Le petit mironton ne se le fit pas répéter. Il dropa vers le comptoir, hurla :
— Une gueuse lambic pour ma poire ! Une ! Ordre de Berthe.
— Il a l’air d’avoir soif ! remarqua Vicky.
Berthe haussa les épaules. Sa vieille frime s’éclaira.
— Ils ont toujours soif ! bougonna-t-elle. Faut bien qu’il leur reste quelque chose !…
Avisant un clodo qui pionçait, tête dans ses bras et dont le manteau minable avait glissé des épaules, elle bifurqua vers lui. Elle le recouvrit d’un geste preste, maternel. L’homme grogna, mais ne s’éveilla pas. La vieille rejoignit Vicky devant une porte logée dans le fond. Elle sortit une clef de sa blouse, ouvrit et donna le jus.
— Entre, dit-elle.
La carrée était vaste, drôlement bien arrangée. Une salle de bains la jouxtait. Après le comptoir et les poivrots, on ne se doutait pas d’un luxe si proche : les meubles étaient de prix, les tapis épais.
D’auto, la vieille se dirigea vers une commode sculptée et la débarrassa des bibelots qui s’y trouvaient. Soulevant la planche du dessus, elle découvrit une cache, invita :
— Viens choisir.
Vicky s’approcha. Des armes tapissaient le fond du meuble. Quatre, cinq pistolets de calibres différents, deux casse-tête, un poing américain, des boîtes de balles.
— Prends ce que tu veux, dit la vieille.
Négligeant les flingues trop encombrants, Vicky s’empara d’un 7,65, court de museau, déclara :
— Celui-là me botte. J’pourrai le fourrer dans mon sac.
En femme habituée aux armes à feu, elle fit tomber le chargeur, s’assura qu’il était plein, le remit en place d’un coup sec de la paume et amena une balle dans le canon.
— Si tu veux des dragées… proposa la vieille, doigt braqué sur les boîtes de bastos.
— Merci, refusa Vicky. J’en ai chez moi. Un vieux souvenir.
La vieille rabattit le dessus du meuble, replaça les bibelots, lâcha, à travers la fumée de son mégot :
— Ça me regarde pas, Vie ! Mais si t’as besoin d’aide contre les Napos ?… J’ai deux, trois vieux ruffians qui me doivent gros. T’as qu’un mot à dire…
Vicky, qui rangeait son artillerie, secoua négativement la tête.
— J’aime régler mes affaires seule, Berthe. Pas besoin d’hommes. Et tu le sais.
— C’est toi que ça regarde, fit la vieille. J’insiste pas. Mais si tu changes d’avis…
Les deux femmes échangèrent un long regard. Il y avait de l’admiration dans celui de la vieille taulière.
Elle avait Vicky à la bonne. À vrai dire, à part ses clodos, elle n’aimait que Vicky. Le reste du monde l’écœurait. Elle avait trop l’expérience des gens, des choses. Il ne fallait pas plaisanter avec elle. C’était une vieille tigresse implacable, au courant de tout ce qui se tramait dans la ville. Elle était dangereuse. Et il ne fallait pas non plus toucher à ses clochards. Elle savait les défendre. Même contre les flics.
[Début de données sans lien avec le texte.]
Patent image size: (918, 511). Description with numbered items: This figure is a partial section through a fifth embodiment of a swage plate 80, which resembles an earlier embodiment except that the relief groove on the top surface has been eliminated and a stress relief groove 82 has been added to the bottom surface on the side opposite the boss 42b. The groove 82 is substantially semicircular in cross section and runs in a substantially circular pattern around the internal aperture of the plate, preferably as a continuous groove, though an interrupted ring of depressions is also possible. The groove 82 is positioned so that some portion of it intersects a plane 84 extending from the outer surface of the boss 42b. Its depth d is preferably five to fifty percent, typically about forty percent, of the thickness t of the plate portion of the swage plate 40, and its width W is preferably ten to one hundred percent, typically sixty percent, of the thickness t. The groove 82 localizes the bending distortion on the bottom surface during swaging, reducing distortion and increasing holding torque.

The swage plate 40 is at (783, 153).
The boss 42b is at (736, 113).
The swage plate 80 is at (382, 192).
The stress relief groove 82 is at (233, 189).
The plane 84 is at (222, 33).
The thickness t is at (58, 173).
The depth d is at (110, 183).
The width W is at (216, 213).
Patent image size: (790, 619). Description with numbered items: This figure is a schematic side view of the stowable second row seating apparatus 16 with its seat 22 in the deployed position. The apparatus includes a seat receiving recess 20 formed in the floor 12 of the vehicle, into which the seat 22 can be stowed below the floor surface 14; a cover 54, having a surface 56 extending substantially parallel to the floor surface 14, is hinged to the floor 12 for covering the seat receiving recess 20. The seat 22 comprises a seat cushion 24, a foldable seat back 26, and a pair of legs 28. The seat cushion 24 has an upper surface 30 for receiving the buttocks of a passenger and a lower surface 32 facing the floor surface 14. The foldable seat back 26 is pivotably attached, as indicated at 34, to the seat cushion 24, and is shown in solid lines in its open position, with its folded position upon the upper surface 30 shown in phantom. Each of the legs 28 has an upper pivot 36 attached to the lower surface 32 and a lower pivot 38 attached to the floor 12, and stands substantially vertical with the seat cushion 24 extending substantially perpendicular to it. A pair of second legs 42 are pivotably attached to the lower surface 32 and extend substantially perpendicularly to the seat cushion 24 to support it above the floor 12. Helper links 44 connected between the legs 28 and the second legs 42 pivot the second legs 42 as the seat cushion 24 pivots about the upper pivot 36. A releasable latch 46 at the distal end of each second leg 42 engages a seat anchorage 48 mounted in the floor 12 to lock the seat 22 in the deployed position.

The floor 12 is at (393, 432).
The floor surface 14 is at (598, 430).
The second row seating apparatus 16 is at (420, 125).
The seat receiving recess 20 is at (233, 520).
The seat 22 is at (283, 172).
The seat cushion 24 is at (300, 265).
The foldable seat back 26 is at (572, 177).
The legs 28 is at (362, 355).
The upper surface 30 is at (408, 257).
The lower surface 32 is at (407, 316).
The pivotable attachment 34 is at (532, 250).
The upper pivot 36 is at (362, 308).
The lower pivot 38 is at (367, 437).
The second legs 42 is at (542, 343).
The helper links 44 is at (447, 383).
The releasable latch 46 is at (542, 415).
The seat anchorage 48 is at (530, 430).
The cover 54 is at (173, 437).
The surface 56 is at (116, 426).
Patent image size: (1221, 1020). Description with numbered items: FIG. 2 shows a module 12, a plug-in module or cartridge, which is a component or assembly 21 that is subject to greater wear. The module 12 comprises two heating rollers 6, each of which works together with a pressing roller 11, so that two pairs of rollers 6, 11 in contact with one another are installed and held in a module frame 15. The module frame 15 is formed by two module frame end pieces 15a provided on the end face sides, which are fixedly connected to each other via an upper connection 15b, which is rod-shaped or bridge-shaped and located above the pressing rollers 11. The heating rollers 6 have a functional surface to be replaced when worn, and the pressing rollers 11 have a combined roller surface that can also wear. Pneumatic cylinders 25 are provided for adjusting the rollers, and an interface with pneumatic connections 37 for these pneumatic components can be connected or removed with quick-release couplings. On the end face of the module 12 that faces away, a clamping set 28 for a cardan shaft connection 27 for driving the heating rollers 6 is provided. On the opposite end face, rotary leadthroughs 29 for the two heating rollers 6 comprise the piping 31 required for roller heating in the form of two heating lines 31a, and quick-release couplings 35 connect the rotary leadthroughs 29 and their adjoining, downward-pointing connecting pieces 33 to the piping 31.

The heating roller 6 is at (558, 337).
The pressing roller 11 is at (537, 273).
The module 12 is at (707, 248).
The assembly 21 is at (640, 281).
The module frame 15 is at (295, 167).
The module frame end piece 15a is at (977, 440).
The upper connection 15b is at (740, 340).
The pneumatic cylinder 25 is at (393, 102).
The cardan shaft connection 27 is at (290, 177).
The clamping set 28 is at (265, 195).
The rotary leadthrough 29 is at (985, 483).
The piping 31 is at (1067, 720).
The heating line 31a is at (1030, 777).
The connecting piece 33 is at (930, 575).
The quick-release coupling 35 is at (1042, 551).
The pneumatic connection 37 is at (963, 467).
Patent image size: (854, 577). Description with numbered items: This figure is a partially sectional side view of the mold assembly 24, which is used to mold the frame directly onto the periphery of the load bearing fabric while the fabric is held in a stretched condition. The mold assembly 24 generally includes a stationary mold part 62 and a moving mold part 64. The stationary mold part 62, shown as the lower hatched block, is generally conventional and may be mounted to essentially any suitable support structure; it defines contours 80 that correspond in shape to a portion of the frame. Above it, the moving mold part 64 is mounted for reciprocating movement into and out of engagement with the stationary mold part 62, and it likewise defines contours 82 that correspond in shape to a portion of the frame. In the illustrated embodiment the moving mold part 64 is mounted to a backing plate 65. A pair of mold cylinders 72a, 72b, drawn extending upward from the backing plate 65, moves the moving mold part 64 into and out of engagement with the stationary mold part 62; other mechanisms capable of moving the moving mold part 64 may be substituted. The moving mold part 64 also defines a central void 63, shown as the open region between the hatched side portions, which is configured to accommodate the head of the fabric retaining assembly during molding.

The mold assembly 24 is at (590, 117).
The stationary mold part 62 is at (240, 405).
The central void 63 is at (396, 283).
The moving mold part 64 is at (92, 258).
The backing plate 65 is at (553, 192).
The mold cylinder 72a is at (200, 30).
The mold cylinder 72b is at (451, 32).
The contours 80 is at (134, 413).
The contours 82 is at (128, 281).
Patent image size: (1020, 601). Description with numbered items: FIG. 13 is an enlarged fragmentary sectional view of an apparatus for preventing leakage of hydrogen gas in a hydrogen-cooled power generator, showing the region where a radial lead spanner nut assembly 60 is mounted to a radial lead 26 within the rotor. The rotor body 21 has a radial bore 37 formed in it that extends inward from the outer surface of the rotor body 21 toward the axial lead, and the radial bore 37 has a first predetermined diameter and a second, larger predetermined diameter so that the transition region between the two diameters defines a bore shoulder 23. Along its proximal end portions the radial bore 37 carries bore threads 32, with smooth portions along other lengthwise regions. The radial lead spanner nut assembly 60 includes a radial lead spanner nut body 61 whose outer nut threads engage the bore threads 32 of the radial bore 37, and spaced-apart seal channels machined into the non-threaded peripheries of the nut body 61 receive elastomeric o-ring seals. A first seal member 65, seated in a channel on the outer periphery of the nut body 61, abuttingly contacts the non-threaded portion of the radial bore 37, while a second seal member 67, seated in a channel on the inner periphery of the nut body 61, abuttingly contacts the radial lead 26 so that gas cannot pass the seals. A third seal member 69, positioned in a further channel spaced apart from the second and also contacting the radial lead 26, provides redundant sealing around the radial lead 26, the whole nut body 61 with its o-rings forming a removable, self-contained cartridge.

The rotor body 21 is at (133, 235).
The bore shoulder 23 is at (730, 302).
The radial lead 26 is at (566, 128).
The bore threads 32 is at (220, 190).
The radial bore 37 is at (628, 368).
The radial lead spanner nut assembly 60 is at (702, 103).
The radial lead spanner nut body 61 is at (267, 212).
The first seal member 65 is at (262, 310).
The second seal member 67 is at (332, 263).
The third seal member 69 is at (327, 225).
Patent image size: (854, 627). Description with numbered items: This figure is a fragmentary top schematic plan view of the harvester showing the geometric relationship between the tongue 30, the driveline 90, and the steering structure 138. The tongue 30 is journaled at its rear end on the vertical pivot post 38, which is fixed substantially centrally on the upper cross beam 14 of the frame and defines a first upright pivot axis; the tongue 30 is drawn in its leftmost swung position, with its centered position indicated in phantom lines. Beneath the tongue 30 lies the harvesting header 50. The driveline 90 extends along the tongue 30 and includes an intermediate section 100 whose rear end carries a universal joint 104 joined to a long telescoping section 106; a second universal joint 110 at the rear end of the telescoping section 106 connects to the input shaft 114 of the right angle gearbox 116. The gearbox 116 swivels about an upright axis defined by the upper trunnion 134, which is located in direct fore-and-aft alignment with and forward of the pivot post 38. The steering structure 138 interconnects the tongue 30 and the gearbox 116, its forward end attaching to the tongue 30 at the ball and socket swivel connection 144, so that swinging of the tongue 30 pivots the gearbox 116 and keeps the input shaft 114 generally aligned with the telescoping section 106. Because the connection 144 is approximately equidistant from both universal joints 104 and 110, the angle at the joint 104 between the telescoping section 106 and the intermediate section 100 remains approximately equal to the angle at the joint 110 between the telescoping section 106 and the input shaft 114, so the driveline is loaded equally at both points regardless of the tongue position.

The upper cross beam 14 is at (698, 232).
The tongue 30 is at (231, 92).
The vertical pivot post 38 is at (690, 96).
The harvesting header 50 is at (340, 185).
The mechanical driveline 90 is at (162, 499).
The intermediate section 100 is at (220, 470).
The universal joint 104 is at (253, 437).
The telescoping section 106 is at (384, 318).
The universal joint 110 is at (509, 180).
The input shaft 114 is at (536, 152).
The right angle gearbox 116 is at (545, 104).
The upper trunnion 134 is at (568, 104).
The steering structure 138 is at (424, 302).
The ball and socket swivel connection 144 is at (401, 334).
La sympathie qu’elle portait à Vicky datait du jour où elles s’étaient connues. Ni l’une, ni l’autre n’avait eu besoin de se faire des confidences.
À quoi bon ? Des femmes comme elles ne parlent pas. Bizarre. Elles avaient toutes deux le même regard. Ce regard insondable des femmes qui ont vu trop de saletés, trop de pourriture. Ce genre de regard qui devrait obliger les hommes à rentrer sous terre s’ils n’étaient pas si ordures.